Смертельный заговор осуществился так, как и было задумано. Согласно многим древним историкам, по меньшей мере 80 тысяч (может быть, даже 150 тысяч) римских и италийских жителей Анатолии и Эгейских островов были убиты в тот самый день. Эти цифры шокируют — может быть, они и преувеличены, но вполне реалистичны.

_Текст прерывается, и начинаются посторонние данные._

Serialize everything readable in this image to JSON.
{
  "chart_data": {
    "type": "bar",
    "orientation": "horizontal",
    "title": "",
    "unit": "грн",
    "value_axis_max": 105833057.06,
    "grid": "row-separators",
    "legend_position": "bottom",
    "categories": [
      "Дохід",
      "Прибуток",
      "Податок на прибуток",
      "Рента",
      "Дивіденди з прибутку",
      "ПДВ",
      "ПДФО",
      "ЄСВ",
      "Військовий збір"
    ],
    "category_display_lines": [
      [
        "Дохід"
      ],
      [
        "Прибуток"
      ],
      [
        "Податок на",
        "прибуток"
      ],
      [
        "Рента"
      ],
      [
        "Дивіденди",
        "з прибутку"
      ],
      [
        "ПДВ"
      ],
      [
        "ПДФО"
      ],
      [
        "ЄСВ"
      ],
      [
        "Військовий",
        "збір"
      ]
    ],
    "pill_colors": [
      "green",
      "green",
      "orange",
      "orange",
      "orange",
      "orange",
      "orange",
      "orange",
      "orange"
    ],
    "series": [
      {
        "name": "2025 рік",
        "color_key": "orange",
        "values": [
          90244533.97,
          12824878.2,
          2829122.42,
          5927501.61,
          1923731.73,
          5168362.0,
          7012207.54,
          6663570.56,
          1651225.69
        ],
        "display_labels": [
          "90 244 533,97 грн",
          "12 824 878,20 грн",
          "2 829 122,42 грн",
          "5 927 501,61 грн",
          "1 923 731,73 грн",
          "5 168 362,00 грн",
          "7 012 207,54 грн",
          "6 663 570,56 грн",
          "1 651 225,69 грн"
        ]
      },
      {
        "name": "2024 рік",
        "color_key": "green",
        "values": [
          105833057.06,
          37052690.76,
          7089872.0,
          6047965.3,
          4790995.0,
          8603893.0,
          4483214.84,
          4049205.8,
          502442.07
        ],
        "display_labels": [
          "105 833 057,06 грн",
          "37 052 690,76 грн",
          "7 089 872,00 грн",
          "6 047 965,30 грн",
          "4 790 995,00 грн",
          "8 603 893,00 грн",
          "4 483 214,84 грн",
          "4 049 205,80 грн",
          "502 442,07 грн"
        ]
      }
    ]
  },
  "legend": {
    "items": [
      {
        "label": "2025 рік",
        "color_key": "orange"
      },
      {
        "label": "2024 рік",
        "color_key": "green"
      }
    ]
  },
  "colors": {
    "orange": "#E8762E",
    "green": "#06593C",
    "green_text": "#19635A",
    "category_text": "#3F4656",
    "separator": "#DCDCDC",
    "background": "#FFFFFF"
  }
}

Точная численность населения в I в. до н. э. неизвестна. Однако множество италийских купцов и новых римских граждан отправлялись в недавно завоеванные земли, когда Рим расширял свою империю в последние годы республики. Подробности смертельной атаки были записаны римским историком Аппианом: цифры, которые он приводит, были основаны отчасти на мемуарах Корнелия Суллы, римского полководца, посланного сенатом, чтобы отомстить за убийства. Другие детали можно узнать из рассказов свидетелей и выживших, таких как Публий Рутилий Руф, римский чиновник, который спасся и написал историю нападения и о том, что случилось потом. Дополнительные сведения можно было получить от вражеских воинов и из сообщений, перехваченных Суллой во время войны, разразившейся после этой резни. Древняя статистика часто была основана на догадках или преувеличениях. Даже если самая низкая оценка численности погибших — 80 тысяч человек — является завышенной, как полагают некоторые историки, и, если мы снизим это число наполовину, истребление ни о чем не подозревавших невинных людей все равно было чудовищным. В масштабах резни сомневаться не приходится: современные историки согласны с древними в том, что практически все римляне и италийцы, проживавшие в провинции Азия, были уничтожены[28].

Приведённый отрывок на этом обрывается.